This was naturally a surprise to many in the country, and has caused uncertainty over the economy during the run up to election day. This article will look at some of the effects the election announcement has had on the markets.
Value of Pound
Those in the forex trading business may have been excited at the prospect of more political disturbance, which is known to affect the forex market significantly. Despite an initial fall in the pound’s value, the currency rallied to a four month high of $1.28, with predictions that it could reach a value of $1.30.
This will have pleased those forex traders who had speculated that the pound would rise, and perhaps hinted at a small step towards the pound recovering to pre-Brexit highs. It remains to be seen, however, how the currency will react once election results are in, although the Conservative’s strong lead in most polls is likely to bring some stability to the pound.
In stark contrast to the spike in the pound, stock markets suffered greatly in reaction to news of the election. Many of the multinationals in the FTSE 100 earn a large amount of their profits in dollars, which means that a strengthened pound weakened their trade.
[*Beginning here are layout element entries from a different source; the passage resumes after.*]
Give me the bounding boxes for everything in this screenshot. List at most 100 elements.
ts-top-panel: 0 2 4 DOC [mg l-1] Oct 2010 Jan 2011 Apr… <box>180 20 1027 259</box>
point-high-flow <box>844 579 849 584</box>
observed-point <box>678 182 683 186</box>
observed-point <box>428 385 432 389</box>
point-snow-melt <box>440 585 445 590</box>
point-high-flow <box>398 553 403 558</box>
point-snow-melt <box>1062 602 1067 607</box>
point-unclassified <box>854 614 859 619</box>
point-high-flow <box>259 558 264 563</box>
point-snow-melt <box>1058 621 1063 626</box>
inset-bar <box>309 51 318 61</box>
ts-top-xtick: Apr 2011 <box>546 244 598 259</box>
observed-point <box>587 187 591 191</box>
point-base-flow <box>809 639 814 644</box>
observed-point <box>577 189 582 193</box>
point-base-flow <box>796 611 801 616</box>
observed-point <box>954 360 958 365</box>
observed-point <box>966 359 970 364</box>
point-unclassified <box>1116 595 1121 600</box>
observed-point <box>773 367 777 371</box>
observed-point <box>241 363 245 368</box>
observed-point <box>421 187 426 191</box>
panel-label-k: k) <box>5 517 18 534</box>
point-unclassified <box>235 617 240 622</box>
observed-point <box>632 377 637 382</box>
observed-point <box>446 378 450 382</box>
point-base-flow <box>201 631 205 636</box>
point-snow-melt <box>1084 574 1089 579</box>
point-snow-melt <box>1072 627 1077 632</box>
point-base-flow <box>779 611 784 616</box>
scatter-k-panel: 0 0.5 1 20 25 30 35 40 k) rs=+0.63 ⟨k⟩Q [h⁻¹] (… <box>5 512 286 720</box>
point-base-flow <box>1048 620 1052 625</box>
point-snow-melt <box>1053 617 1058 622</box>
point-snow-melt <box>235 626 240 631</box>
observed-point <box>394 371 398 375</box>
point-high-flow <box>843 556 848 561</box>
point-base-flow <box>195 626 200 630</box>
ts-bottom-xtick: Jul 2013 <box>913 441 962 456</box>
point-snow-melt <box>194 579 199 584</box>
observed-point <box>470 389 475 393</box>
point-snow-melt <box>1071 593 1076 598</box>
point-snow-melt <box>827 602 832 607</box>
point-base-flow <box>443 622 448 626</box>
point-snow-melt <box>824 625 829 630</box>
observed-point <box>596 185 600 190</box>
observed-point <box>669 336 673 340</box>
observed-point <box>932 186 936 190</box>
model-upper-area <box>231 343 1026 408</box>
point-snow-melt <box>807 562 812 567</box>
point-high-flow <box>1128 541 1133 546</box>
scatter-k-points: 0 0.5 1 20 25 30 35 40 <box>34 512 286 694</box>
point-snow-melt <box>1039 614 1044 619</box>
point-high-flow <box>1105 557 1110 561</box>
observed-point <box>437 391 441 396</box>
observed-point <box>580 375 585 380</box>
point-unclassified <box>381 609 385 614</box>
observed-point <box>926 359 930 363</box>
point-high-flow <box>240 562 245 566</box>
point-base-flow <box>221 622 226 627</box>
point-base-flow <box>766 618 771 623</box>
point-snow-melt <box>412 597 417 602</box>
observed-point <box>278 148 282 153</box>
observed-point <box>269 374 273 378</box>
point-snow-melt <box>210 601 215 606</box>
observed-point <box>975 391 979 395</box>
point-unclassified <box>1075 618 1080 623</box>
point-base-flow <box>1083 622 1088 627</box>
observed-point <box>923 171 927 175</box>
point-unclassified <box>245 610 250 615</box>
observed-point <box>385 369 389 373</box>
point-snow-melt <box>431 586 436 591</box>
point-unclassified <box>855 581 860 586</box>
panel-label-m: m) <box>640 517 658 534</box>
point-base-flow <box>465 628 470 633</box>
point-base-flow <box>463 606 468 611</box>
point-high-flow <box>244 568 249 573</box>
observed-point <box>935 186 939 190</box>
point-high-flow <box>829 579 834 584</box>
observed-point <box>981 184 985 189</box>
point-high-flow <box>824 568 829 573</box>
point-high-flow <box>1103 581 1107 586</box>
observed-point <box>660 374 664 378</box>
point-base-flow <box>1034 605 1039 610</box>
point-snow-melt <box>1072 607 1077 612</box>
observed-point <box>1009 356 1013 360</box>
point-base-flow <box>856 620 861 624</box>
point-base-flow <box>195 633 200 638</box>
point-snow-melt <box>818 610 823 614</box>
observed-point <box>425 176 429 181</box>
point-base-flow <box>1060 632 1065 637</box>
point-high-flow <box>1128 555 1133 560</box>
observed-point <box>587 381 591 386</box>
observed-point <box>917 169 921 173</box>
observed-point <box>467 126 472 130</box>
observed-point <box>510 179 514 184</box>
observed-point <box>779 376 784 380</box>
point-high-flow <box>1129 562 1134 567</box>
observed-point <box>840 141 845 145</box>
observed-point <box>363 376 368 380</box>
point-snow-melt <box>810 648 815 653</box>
The FTSE 100 shrank by 2.5% on the day of the announcement as a result, with mining conglomerates the worst affected by the news. Historically, the FTSE All-Share has prospered under Conservative governments, so May’s popularity in the polls could have some bearing on this.
Property prices have been sharply rising in the UK for many years, and many have described the ensuing unaffordability as a ‘housing crisis’. Labour have pledged to address this by committing to building many more affordable houses.
Should they win and implement this policy, demand and prices should be driven down, and thus more people may look to buying a property rather than renting. Whether this will affect buying/selling rates is uncertain, but many have said that the election result will not affect their decision to buy or sell property.
Market volatility would normally be expected after an election announcement, but since the Conservatives are heavily favoured to win, this could be softened in the weeks leading up to the election. One of the main reasons May called the election was to strengthen the Conservatives’ majority in the House of Commons, and allow her greater room to manoeuvre in Brexit negotiations.
Some believe that she could secure a ‘softer’ Brexit with a large majority, perhaps even securing some form of access to the single market. This could dampen the impact of leaving the EU and reduce market volatility overall.
Ultimately, markets are by nature ever changing entities, and this snap election is unlikely to have a significant effect, since many see a Conservative win as highly likely. Although markets initially reacted strongly, there have been no major upsets, and that is likely to continue until the all-important results day.